À ma grande déception, le bébé n’est pas venu à la date convenue.  À la suite d’une foulée de péripéties difficiles à imaginer, l’entreprise de livraison de colis a finalement retrouvé mes boîtes perdues dans leur entrepôt.  Prochaine date de livraison : le 9 novembre.

Le 8 novembre au soir, complètement crevée après une journée bien remplie de rendez-vous, alors que je stationne ma voiture dans l’allée, j’aperçois six boîtes dressées devant la porte de ma maison.  Comme la foudre qui fend les arbres, j’ai ressenti une décharge électrique monter en moi, du bout des orteils à la tête.

Depuis des années, dans tous les moindres détails, j’avais imaginé la scène : sous un chaud rayon de soleil éclatant, à l’arrivée du camion de livraison, je cours dans l’escalier et j’ouvre toute grande la porte pour laisser entrer dans ma maison le fruit des mes entrailles.  Au lieu, je retrouve le fruit de mes entrailles sur le perron, au froid, à la vue de tous les passants.

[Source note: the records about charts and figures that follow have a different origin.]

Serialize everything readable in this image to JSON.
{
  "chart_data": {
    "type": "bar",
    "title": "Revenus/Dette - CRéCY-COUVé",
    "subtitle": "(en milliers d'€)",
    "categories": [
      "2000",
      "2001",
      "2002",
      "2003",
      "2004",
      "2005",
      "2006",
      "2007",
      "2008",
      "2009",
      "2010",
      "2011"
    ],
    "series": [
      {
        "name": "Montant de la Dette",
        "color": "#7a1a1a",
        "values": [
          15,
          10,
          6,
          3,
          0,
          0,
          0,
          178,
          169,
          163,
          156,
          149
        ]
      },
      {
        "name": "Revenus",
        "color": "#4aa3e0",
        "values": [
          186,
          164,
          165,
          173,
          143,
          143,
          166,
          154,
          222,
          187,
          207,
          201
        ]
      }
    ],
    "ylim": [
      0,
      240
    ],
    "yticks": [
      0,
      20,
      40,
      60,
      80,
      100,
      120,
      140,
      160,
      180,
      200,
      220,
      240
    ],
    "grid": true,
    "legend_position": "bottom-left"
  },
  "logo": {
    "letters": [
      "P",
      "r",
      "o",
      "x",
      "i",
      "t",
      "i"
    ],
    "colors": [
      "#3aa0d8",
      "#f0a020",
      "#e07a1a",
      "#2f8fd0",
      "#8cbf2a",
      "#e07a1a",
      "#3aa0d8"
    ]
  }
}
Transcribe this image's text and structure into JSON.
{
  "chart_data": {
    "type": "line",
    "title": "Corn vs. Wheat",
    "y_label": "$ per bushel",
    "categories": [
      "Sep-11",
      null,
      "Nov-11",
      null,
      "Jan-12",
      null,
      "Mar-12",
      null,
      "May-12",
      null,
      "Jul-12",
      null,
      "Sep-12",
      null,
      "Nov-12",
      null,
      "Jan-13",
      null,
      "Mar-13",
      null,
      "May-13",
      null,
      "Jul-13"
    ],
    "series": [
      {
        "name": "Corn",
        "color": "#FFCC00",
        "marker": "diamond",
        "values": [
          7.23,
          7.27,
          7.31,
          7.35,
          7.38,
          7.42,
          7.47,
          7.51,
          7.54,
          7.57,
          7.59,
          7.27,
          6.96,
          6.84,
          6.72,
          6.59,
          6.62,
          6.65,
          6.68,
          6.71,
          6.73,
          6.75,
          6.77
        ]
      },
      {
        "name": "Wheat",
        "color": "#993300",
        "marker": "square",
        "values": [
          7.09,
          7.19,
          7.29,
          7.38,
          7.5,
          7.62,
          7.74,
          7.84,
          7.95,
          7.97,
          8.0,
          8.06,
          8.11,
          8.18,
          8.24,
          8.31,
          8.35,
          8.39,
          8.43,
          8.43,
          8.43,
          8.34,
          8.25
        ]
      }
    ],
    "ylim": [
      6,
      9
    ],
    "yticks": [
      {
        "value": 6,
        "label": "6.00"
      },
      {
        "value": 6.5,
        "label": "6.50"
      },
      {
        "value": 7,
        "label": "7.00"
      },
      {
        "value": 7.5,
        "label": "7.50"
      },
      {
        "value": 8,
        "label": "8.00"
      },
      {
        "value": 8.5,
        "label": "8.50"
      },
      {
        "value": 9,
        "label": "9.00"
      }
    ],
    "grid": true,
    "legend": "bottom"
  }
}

Malgré tout, comme une bonne maman tendre et bienveillante, je me suis doucement approchée du bébé abandonné, je l’ai pris dans mes bras et je l’ai entré dans la maison, bien au chaud.  Avec un ciseau, j’ai pris une éternité à découper le ruban adhésif et à ouvrir, une à une, les volets d’une des boîtes pour finalement entrevoir un petit bout, juste un petit bout, du bébé.  C’est après avoir enlevé la membrane blanche qui le protégeait que j’ai pu, pour la première fois, lui voir la binette.

Je venais d’accoucher de mon premier livre.

Comme toutes les mamans de la Terre, je ne peux décrire tous les sentiments qui ont envahi mon cœur ce soir-là.  Même si je suis une artisane de l’émotion, il demeure parfois difficile de décrire l’immensité…

Toutefois, comme toutes les mamans de la Terre, lorsque j’ai serré contre mon cœur l’œuvre de ma chair, je lui ai promis de l’aimer, d’en prendre soin, de la protéger et de tout faire pour lui donner tout ce dont elle aura besoin pour mener une belle vie.

Je ne sais pas où ce livre va m’amener, mais je lui ai promis de le suivre jusqu’à mon dernier souffle.